18. The module type biosensor of claim 17, wherein the structure body comprises an air discharging means which discharges air when the sample is introduced.

19. The module type biosensor of claim 17, wherein the housing has a hollow shape, and comprises at least one catching protrusion which is formed at an inner surface of the hollow shape so as to prevent separation of the structure body.

20. The module type biosensor of claim 19, wherein the catching protrusion further comprises a lower catching protrusion which prevents separation of the structure body received in the housing; and an upper catching protrusion which maintains a protruding state of the structure body when the structure body protrudes to an outside of the housing.

21. The module type biosensor of claim 17, wherein the structure body comprises a receiving space in which a dehumidifying agent is received.

22. The module type biosensor of claim 17, further comprising an upper cover which is attached to one end of the housing and protects the reaction substrate exposed to an outside through the structure body; and a lower cover which is attached to the other end of the housing and protects the reaction substrate exposed to the outside through the structure body.

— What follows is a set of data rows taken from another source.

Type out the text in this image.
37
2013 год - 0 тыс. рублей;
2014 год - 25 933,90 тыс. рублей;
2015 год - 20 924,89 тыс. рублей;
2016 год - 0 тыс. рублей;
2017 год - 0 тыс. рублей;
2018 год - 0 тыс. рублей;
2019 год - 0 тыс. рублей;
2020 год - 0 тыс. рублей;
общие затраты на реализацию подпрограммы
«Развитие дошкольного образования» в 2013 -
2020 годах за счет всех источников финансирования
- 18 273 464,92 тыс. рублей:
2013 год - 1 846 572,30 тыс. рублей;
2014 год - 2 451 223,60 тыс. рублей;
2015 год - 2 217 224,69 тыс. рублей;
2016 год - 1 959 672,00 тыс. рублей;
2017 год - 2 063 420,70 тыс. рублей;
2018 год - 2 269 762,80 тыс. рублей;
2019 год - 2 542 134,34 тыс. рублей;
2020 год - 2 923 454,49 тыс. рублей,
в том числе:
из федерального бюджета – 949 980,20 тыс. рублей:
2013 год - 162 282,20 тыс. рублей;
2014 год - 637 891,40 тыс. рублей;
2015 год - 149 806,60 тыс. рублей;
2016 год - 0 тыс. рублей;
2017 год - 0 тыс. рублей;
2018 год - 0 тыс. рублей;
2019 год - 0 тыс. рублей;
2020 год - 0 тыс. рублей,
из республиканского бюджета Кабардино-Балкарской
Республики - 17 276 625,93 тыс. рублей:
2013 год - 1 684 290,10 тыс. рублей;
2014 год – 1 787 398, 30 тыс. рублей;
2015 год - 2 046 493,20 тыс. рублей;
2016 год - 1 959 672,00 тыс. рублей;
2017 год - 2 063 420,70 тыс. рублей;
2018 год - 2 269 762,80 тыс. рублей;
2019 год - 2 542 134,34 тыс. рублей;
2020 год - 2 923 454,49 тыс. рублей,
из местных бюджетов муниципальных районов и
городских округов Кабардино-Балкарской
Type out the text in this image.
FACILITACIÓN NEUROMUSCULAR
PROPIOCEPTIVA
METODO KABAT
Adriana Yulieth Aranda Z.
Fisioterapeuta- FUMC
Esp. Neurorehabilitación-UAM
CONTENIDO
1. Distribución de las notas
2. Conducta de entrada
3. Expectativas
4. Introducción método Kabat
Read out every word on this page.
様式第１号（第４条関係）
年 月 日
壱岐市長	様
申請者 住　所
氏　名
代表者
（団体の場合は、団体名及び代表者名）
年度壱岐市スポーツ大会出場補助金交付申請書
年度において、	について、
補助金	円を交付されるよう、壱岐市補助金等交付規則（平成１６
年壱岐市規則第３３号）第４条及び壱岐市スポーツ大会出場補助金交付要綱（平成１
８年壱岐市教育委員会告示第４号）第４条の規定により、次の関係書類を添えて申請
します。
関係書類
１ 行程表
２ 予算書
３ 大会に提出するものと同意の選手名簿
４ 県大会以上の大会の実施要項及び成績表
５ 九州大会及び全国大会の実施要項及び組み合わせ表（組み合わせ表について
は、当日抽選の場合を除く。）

23. A module type biosensor comprising:

a first structure body which has a hollow shape and in which a first outer diameter portion and a second outer diameter portion having a larger width than the first outer diameter portion are formed at an outer surface of the hollow shape to be adjacent to each other up and down, and a stepped surface is formed at a boundary portion between the first outer diameter portion and the second outer diameter portion, and a blocked base side is formed to extend toward an inner side of an end of the first outer diameter portion, and a coupling groove to which the reaction substrate is coupled is formed at an inner surface of the first outer diameter portion, and an introduction port through which a sample is introduced to the reaction substrate coupled to the coupling groove is formed at the blocked base side, and a capillary groove which quickly transports the sample introduced through the introduction port to the reaction substrate is formed at the coupling groove.

24. The module type biosensor of claim 23, further comprising a housing which is formed to enclose an outer surface of the first structure body and slides along the outer surface of the first structure body.

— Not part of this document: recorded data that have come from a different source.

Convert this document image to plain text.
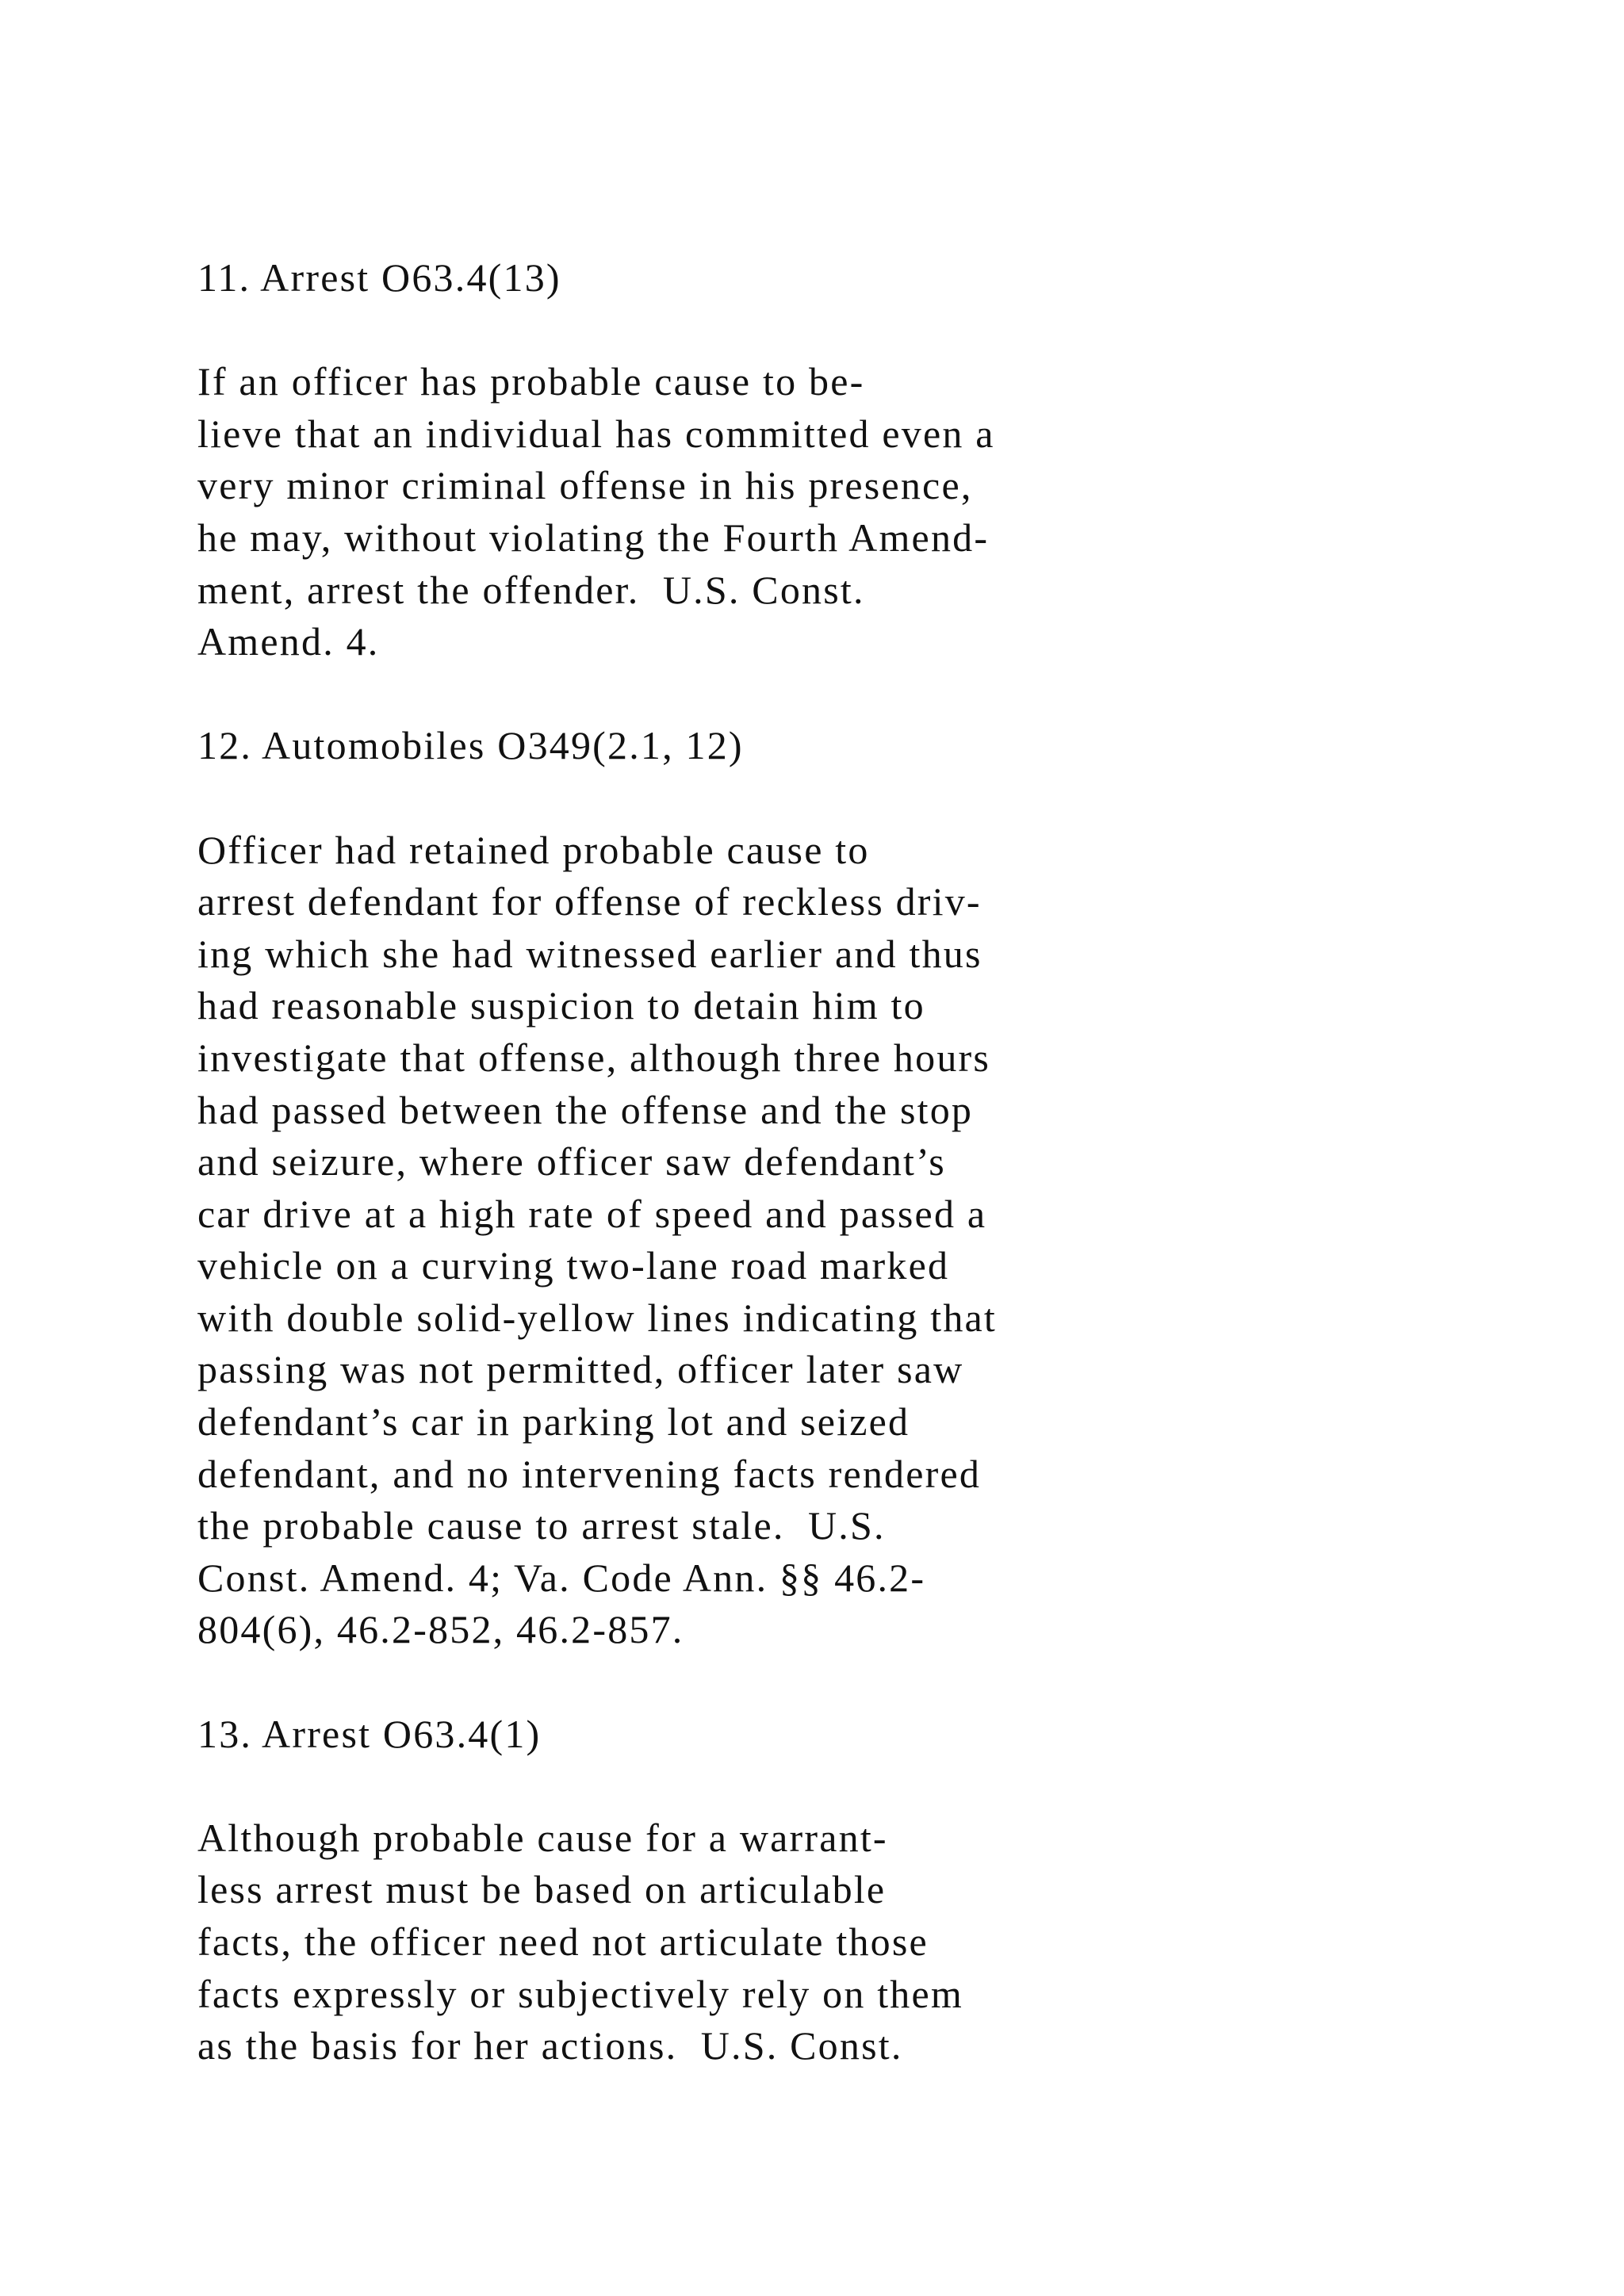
11. Arrest O63.4(13)
If an officer has probable cause to be-
lieve that an individual has committed even a
very minor criminal offense in his presence,
he may, without violating the Fourth Amend-
ment, arrest the offender.  U.S. Const.
Amend. 4.
12. Automobiles O349(2.1, 12)
Officer had retained probable cause to
arrest defendant for offense of reckless driv-
ing which she had witnessed earlier and thus
had reasonable suspicion to detain him to
investigate that offense, although three hours
had passed between the offense and the stop
and seizure, where officer saw defendant’s
car drive at a high rate of speed and passed a
vehicle on a curving two-lane road marked
with double solid-yellow lines indicating that
passing was not permitted, officer later saw
defendant’s car in parking lot and seized
defendant, and no intervening facts rendered
the probable cause to arrest stale.  U.S.
Const. Amend. 4; Va. Code Ann. §§ 46.2-
804(6), 46.2-852, 46.2-857.
13. Arrest O63.4(1)
Although probable cause for a warrant-
less arrest must be based on articulable
facts, the officer need not articulate those
facts expressly or subjectively rely on them
as the basis for her actions.  U.S. Const.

25. The module type biosensor of claim 1, wherein the first structure body comprises a second structure body which has the coupling groove and is coupled with the reaction substrate; and a third structure body which is coupled with the second structure body while the reaction substrate is interposed therebetween and forms the first structure body.

26. The module type biosensor of claim 25, wherein the second structure body comprises a capillary groove which comprises a reaction chamber at an area coupled with the reaction substrate.

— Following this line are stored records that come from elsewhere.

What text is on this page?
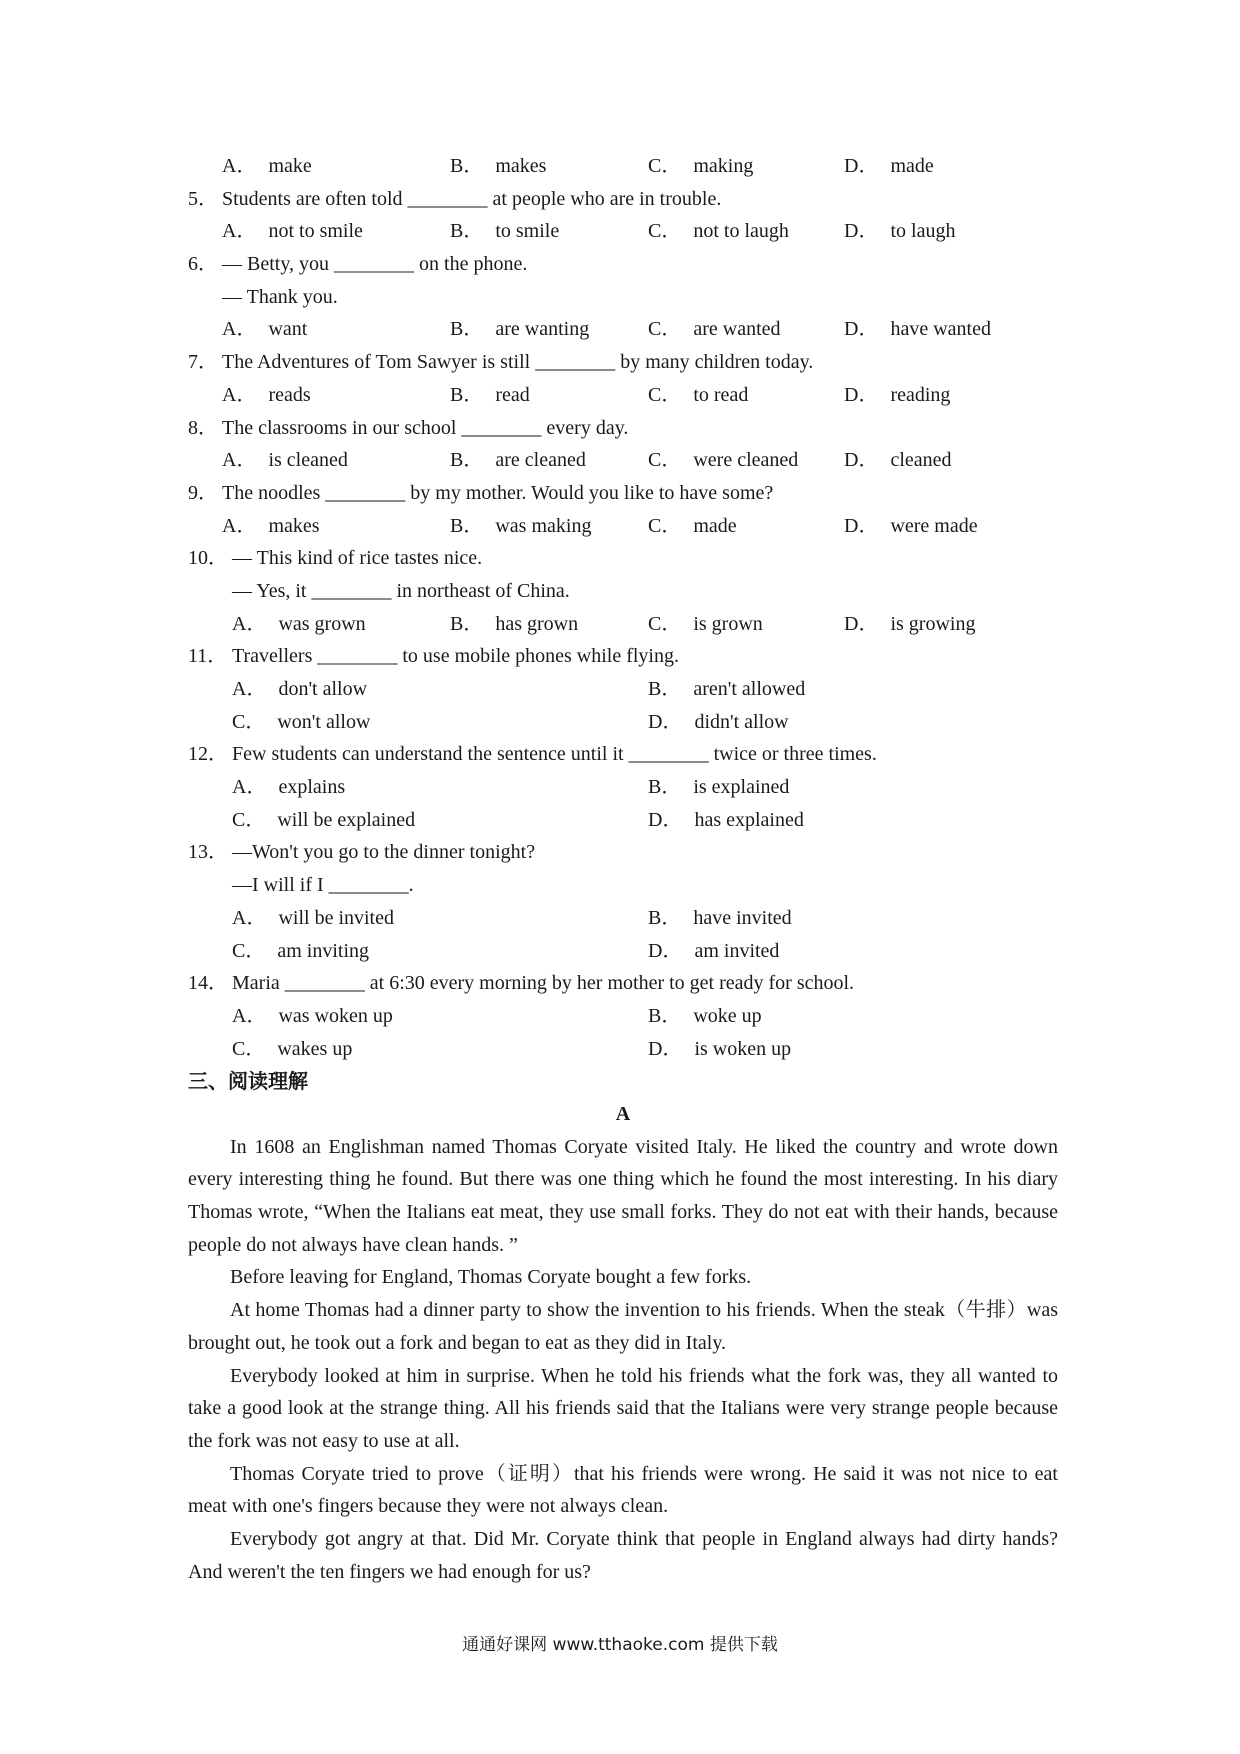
A． make	B． makes	C． making	D． made
5． Students are often told ________ at people who are in trouble.
A． not to smile	B． to smile	C． not to laugh	D． to laugh
6． — Betty, you ________ on the phone.
— Thank you.
A． want	B． are wanting	C． are wanted	D． have wanted
7． The Adventures of Tom Sawyer is still ________ by many children today.
A． reads	B． read	C． to read	D． reading
8． The classrooms in our school ________ every day.
A． is cleaned	B． are cleaned	C． were cleaned D． cleaned
9． The noodles ________ by my mother. Would you like to have some?
A． makes	B． was making	C． made	D． were made
10． — This kind of rice tastes nice.
— Yes, it ________ in northeast of China.
A． was grown	B． has grown	C． is grown	D． is growing
11． Travellers ________ to use mobile phones while flying.
A． don't allow	B． aren't allowed
C． won't allow	D． didn't allow
12． Few students can understand the sentence until it ________ twice or three times.
A． explains	B． is explained
C． will be explained	D． has explained
13． —Won't you go to the dinner tonight?
—I will if I ________.
A． will be invited	B． have invited
C． am inviting	D． am invited
14． Maria ________ at 6:30 every morning by her mother to get ready for school.
A． was woken up	B． woke up
C． wakes up	D． is woken up
三、阅读理解
A

In 1608 an Englishman named Thomas Coryate visited Italy. He liked the country and wrote down every interesting thing he found. But there was one thing which he found the most interesting. In his diary Thomas wrote, “When the Italians eat meat, they use small forks. They do not eat with their hands, because people do not always have clean hands. ”

Before leaving for England, Thomas Coryate bought a few forks.

At home Thomas had a dinner party to show the invention to his friends. When the steak（牛排）was brought out, he took out a fork and began to eat as they did in Italy.

Everybody looked at him in surprise. When he told his friends what the fork was, they all wanted to take a good look at the strange thing. All his friends said that the Italians were very strange people because the fork was not easy to use at all.

Thomas Coryate tried to prove（证明）that his friends were wrong. He said it was not nice to eat meat with one's fingers because they were not always clean.

Everybody got angry at that. Did Mr. Coryate think that people in England always had dirty hands? And weren't the ten fingers we had enough for us?

通通好课网 www.tthaoke.com 提供下载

27. The module type biosensor of claim 25, wherein the third structure body comprises a capillary groove which comprises a reaction chamber at an area coupled with the reaction substrate.

28. The module type biosensor of claim 24, further comprising an upper cover which is attached to one end of the housing and protects the reaction substrate exposed to an outside through the first structure body; and a lower cover which is attached to the other end of the housing and protects the reaction substrate exposed to the outside through the first structure body.